I highly respect the art (science) of conducting, and I can go on for a long time praising conductors. I put conducting on par with mastering any single instrument. Conductors master the whole orchestra, as in they understand how each instrument works, it's strengths and weaknesses, and knows how to coach everyone, even though they probably don't know how to play all the instruments proficiently. Furthermore, they become masters of knowing themselves, because if they want to improve an orchestra, they first need to know_ what_ they want the orchestra to sound like (they need an abstract ideal in their mind, unique to themselves and yet conscientious of what others treat as ideal). The personality of the conductor is probably the single most key factor in how well they will influence their orchestra. If they are passionate, charismatic and genuine enough, their passion will rub onto the players successfully. The "niceness" factor also is highly valued, and that the conductor doesn't stand too aloof and superior to the musicians.  I may also be a bit... biased for them... considering some drama is going on with me and a certain grad conductor at my school of music lol.


----------



## moody (Nov 5, 2011)

Huilunsoittaja said:


> I highly respect the art (science) of conducting, and I can go on for a long time praising conductors. I put conducting on par with mastering any single instrument. Conductors master the whole orchestra, as in they understand how each instrument works, it's strengths and weaknesses, and knows how to coach everyone, even though they probably don't know how to play all the instruments proficiently. Furthermore, they become masters of knowing themselves, because if they want to improve an orchestra, they first need to know_ what_ they want the orchestra to sound like (they need an abstract ideal in their mind, unique to themselves and yet conscientious of what others treat as ideal). The personality of the conductor is probably the single most key factor in how well they will influence their orchestra. If they are passionate, charismatic and genuine enough, their passion will rub onto the players successfully. The "niceness" factor also is highly valued, and that the conductor doesn't stand too aloof and superior to the musicians.  I may also be a bit... biased for them... considering some drama is going on with me and a certain grad conductor at my school of music lol.
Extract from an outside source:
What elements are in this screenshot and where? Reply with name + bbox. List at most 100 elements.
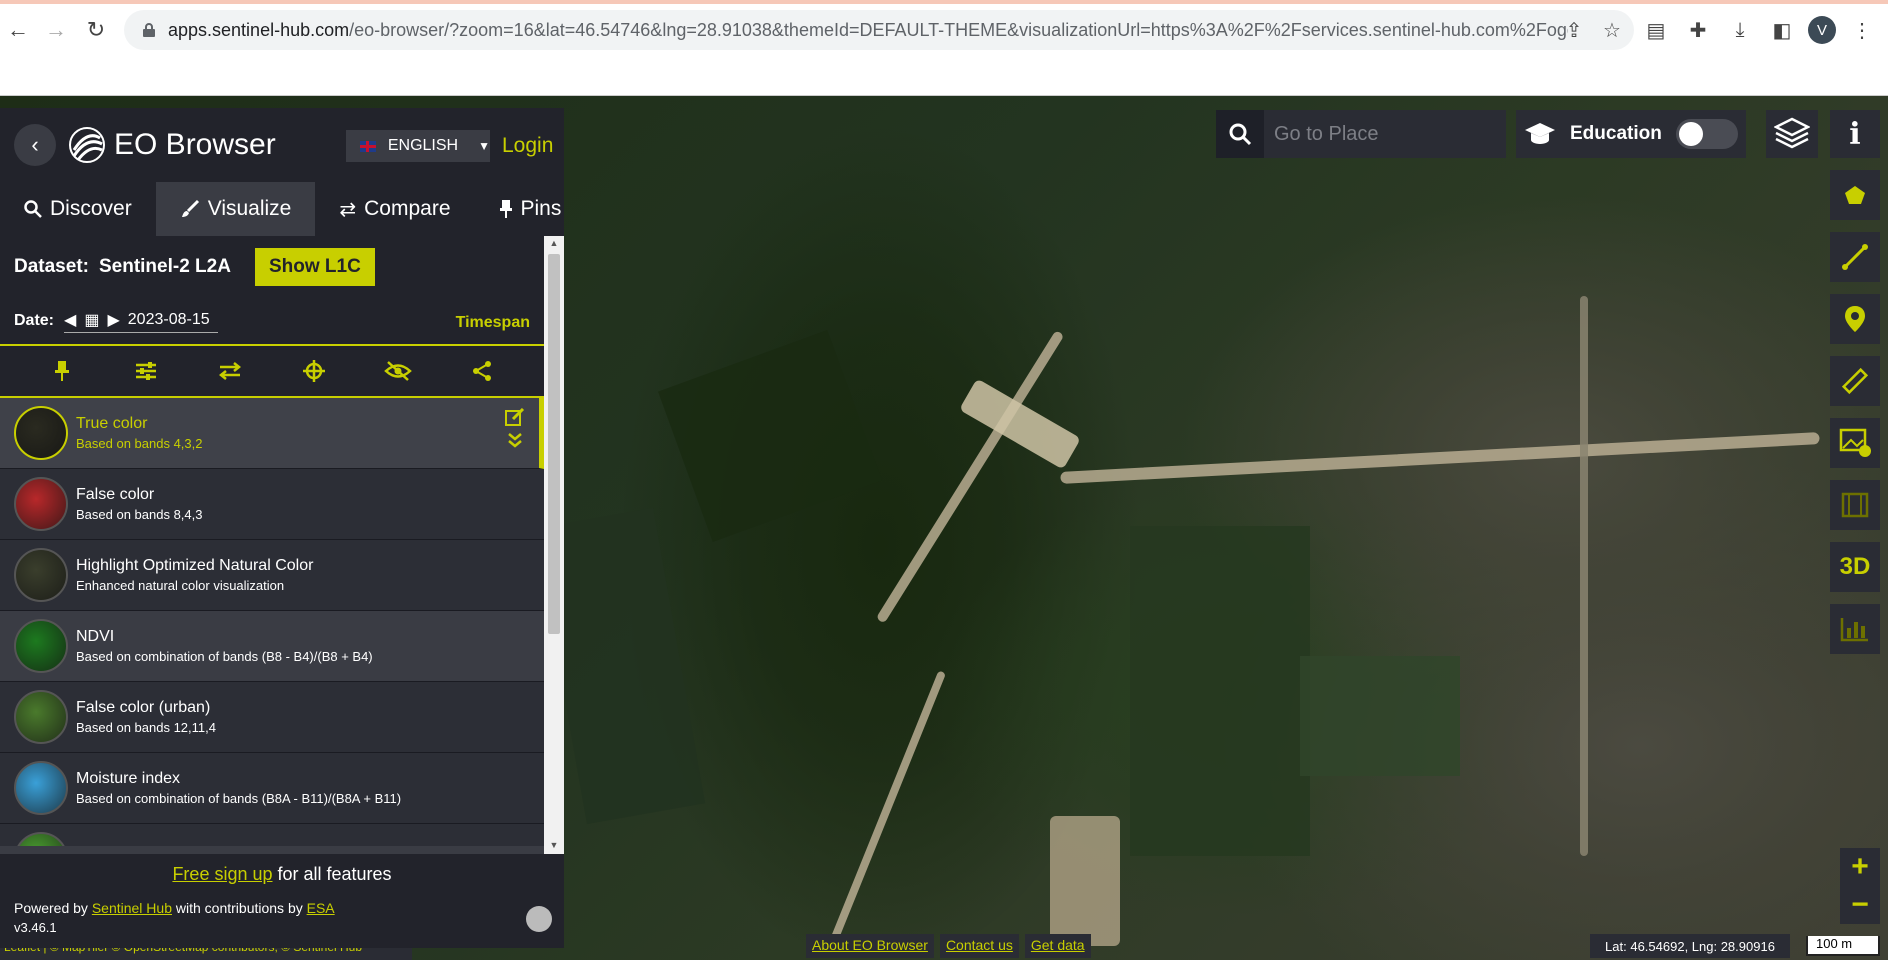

The "niceness" factor did not feature in many of the greatest conductors running of their orchestras. A bit less "niceness" and we might get better results in life generally.


----------



## graaf (Dec 12, 2009)

The people that made this research most probably knew all the shortcomings of it, and are aware of most of the remarks expressed here. I suppose they offered this research "as is", so we should have our "buyer beware" guard on, too. After all, whoever clicked on the link for the article, could see the last sentence of it:


> The findings are in harmony with what conductors knew all along: that baton-toting despots, like the late Herbert von Karajan, do add value-but only if they rein in the uppity musicians in front of them.


----------



## RRod (Sep 17, 2012)

I've heard enough recordings to know that a conductor can certainly ruin a piece!! I would hope that they can at least skew a little bit in the other direction as well.


----------



## superhorn (Mar 23, 2010)

From videos I've seen of Karajan rehearsing, he doesn't strike me as a "despot" in the least bit.
He always seems calm,relaxed and never loses his cool with the musicians . With players of the caliber of the Berlin Philharmonic , you don't need to be a despot . They eat right out of your hand .
In one video, Karajan was telling funny stories about his experiences to the musicians . In his autobiography, the legendary flutist James Galway, who spent several years as principla flute under Karajan in the B.P.O. in the 1970s, he said that Karajan always treated you as a regular person , and was never the pretentious ,bossy type ,lording it over the musicians.


----------



## Andreas (Apr 27, 2012)

superhorn said:


> From videos I've seen of Karajan rehearsing, he doesn't strike me as a "despot" in the least bit.
> He always seems calm,relaxed and never loses his cool with the musicians . With players of the caliber of the Berlin Philharmonic , you don't need to be a despot . They eat right out of your hand .
> In one video, Karajan was telling funny stories about his experiences to the musicians . In his autobiography, the legendary flutist James Galway, who spent several years as principla flute under Karajan in the B.P.O. in the 1970s, he said that Karajan always treated you as a regular person , and was never the pretentious ,bossy type ,lording it over the musicians.


I have the same impression. And that might also be why the BPO, after Furtwängler's death, chose Karajan instead of Celibidache as their principal conductor.


----------